I cut the fryers into pieces, splitting the gigantic breast portions in two so that I wound up with two legs, two thighs and four pieces of chicken breast. Now, when I say that I used a recipe, I mean I used it as a general guideline. I mixed kosher salt, Louisiana hot sauce, cayenne pepper and kosher salt into about two cups of buttermilk. LOTS of hot sauce and cayenne, too. Then I put the chicken pieces into it for about four hours, turning it occasionally. After four hours, I let the chicken parts drain in a colander while I heated the oil in my big cast iron skillet over medium heat and mixed two cups of regular all-purpose flour with salt (regular table salt this time, for the sake of more even distribution than you get with kosher salt), freshly ground black pepper, and a teaspoon and a half each of sweet paprika, onion powder and garlic powder. I divided the flour evenly between two gallon ziploc bags. I mixed the remnants of my quart of low-fat buttermilk with some additional hot sauce in a pie plate.

Half the chicken went into one ziploc bag and I shook it around to coat it. Each piece was then swirled through the buttermilk in the pie pan and dropped into the second bag of flour, and I shook it around some more to coat it. I tested the oil for temperature by sticking the end of a chopstick in it. When the bubbles came up around the chopstick a certain way, I knew the oil was hot enough and I put the chicken in. While it was cooking, I did the remaining chicken in the flour, buttermilk and flour and set it on a plate to await its turn in the skillet. After about 10 minutes, I turned the chicken in the skillet. It was looking gorgeously brown and crisp. I let it cook another ten minutes or so. I tested it by sticking a little paring knife into a piece to be sure the juices were running clear. When it was done, I put the pieces on a cooling rack set over a cookie sheet I'd lined with paper towels to drain, and then I cooked the rest of the chicken.

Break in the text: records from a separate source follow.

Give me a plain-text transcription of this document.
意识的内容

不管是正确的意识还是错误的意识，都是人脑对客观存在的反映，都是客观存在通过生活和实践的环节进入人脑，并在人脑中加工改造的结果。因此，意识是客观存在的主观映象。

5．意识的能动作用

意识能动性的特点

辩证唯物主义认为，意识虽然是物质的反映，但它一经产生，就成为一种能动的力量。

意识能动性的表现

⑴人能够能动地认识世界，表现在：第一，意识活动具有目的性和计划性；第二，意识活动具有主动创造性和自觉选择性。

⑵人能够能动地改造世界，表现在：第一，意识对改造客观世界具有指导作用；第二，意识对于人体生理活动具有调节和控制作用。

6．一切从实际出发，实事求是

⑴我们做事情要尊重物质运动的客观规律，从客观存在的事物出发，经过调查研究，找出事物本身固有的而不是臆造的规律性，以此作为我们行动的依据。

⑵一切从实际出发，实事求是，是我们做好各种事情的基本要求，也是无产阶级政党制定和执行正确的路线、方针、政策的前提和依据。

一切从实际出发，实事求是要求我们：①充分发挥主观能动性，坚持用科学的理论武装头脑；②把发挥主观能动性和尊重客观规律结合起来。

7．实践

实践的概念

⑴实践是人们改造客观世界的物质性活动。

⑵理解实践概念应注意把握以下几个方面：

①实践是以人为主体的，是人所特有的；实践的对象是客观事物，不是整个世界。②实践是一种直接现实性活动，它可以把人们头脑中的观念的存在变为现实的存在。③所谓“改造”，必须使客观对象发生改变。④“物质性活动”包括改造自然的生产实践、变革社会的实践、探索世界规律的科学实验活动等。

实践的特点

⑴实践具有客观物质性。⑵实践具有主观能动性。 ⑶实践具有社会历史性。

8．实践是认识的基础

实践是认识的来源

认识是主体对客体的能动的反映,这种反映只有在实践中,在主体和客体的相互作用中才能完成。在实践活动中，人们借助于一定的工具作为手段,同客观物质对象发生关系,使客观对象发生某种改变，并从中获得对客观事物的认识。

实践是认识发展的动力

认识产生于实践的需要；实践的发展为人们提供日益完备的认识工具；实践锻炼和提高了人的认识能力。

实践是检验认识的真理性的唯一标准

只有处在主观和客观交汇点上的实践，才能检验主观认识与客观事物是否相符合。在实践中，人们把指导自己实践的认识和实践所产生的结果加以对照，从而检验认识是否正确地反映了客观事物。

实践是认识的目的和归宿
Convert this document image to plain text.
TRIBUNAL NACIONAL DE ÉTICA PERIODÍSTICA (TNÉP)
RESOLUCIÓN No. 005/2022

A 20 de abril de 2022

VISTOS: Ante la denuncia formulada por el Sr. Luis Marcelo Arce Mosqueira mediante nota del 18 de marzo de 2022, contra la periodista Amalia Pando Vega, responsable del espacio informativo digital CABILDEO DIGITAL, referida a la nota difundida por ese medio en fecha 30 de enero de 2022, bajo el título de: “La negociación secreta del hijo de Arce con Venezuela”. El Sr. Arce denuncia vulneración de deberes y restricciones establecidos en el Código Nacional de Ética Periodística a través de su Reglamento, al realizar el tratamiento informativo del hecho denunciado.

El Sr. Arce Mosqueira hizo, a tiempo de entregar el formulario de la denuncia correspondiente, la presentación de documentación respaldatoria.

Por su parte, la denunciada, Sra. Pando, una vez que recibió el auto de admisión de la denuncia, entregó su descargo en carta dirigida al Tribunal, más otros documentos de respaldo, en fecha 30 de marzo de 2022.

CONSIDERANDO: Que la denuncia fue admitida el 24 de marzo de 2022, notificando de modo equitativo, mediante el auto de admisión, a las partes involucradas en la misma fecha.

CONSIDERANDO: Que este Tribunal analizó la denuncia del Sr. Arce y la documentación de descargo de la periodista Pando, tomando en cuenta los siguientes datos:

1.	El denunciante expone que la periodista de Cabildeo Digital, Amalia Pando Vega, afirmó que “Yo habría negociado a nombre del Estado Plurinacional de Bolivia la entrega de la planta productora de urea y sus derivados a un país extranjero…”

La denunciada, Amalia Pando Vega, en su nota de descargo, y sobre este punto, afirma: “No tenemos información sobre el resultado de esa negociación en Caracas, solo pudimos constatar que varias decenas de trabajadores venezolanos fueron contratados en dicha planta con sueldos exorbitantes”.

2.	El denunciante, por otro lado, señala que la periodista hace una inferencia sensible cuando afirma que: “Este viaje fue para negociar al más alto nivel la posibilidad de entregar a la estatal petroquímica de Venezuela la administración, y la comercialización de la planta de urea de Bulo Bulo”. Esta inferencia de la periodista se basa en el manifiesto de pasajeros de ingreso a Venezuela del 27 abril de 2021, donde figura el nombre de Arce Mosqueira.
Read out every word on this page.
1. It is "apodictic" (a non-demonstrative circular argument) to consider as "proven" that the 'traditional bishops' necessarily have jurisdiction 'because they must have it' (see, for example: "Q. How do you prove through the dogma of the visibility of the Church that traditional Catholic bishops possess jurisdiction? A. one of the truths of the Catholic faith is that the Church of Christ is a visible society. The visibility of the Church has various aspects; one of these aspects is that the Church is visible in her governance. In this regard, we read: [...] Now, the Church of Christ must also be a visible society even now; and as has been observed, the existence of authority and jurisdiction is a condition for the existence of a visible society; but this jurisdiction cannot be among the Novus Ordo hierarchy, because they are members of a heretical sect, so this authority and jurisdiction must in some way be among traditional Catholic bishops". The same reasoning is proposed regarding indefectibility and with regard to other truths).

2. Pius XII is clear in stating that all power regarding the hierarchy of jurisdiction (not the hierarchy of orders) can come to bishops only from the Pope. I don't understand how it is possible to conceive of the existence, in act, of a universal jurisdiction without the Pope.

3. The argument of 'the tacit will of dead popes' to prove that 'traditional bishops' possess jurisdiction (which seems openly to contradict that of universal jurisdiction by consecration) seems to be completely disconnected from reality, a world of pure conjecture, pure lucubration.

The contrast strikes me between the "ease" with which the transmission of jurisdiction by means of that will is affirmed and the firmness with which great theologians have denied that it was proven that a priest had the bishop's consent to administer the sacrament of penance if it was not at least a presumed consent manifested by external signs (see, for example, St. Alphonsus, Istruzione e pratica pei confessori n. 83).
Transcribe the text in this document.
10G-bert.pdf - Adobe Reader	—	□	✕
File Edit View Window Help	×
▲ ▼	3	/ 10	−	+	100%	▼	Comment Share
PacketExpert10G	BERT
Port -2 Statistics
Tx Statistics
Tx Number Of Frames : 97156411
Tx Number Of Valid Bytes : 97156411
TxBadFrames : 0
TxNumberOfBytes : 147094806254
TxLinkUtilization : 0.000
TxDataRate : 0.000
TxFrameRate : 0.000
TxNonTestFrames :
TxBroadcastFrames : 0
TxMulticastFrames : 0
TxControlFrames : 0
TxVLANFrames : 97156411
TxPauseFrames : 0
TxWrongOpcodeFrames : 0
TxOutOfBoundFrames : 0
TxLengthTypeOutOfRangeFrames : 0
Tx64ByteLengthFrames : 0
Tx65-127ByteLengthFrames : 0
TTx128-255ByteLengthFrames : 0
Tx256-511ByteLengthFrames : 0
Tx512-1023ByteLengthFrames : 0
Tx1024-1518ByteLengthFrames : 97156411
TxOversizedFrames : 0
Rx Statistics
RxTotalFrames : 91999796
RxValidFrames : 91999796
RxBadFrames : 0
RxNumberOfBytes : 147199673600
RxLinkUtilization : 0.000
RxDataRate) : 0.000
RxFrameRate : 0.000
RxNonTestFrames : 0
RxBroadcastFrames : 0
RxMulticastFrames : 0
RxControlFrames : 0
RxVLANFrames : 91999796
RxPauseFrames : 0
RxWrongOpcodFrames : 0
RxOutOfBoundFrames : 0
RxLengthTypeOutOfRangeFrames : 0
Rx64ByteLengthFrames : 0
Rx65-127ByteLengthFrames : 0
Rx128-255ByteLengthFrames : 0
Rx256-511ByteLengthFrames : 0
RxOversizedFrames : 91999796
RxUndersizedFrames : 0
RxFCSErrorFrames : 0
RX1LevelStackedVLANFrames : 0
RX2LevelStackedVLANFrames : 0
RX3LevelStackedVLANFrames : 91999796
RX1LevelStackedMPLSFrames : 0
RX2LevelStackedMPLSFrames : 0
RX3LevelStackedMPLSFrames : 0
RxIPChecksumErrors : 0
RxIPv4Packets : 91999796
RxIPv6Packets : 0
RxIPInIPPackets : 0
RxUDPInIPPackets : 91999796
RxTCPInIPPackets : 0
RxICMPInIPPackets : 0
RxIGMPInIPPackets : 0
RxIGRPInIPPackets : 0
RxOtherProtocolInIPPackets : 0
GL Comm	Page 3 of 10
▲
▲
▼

After it was all cooked, it was time for lunch. I tested one of the breast pieces. The coating was deliciously crisp, and, in spite of the rather copious amounts of hot sauce, cayenne and black pepper, it wasn't ferociously hot. It wasn't even as spicy as KFC original recipe, truth to tell. But it had good flavor. Definitely not bland. And juicy. Really, really juicy, which is an accomplishment for most white meat no matter how you cook it. I've got lots of leftover chicken for the week, too. It will be good cold and it reheats quite nicely in a 350 degree oven for about 15 minutes. Which was just enough time to heat some Glory Foods Sensibly Seasoned collard greens and bake some biscuits. And I use those jumbo flaky ones that come in a can in the refrigerated section. When it comes to making biscuits, my north of the Mason-Dixon roots show themselves, and, besides, I've got plenty of SOUTHERN born and bred friends that swear by those things. And if they are good enough for them, they're more than good enough for me.

At any rate, I'll definitely make my fried chicken this way again. Not often, but it's on my list of things I'd make for company. Or when I get that deep-seated craving that only the real deal will serve.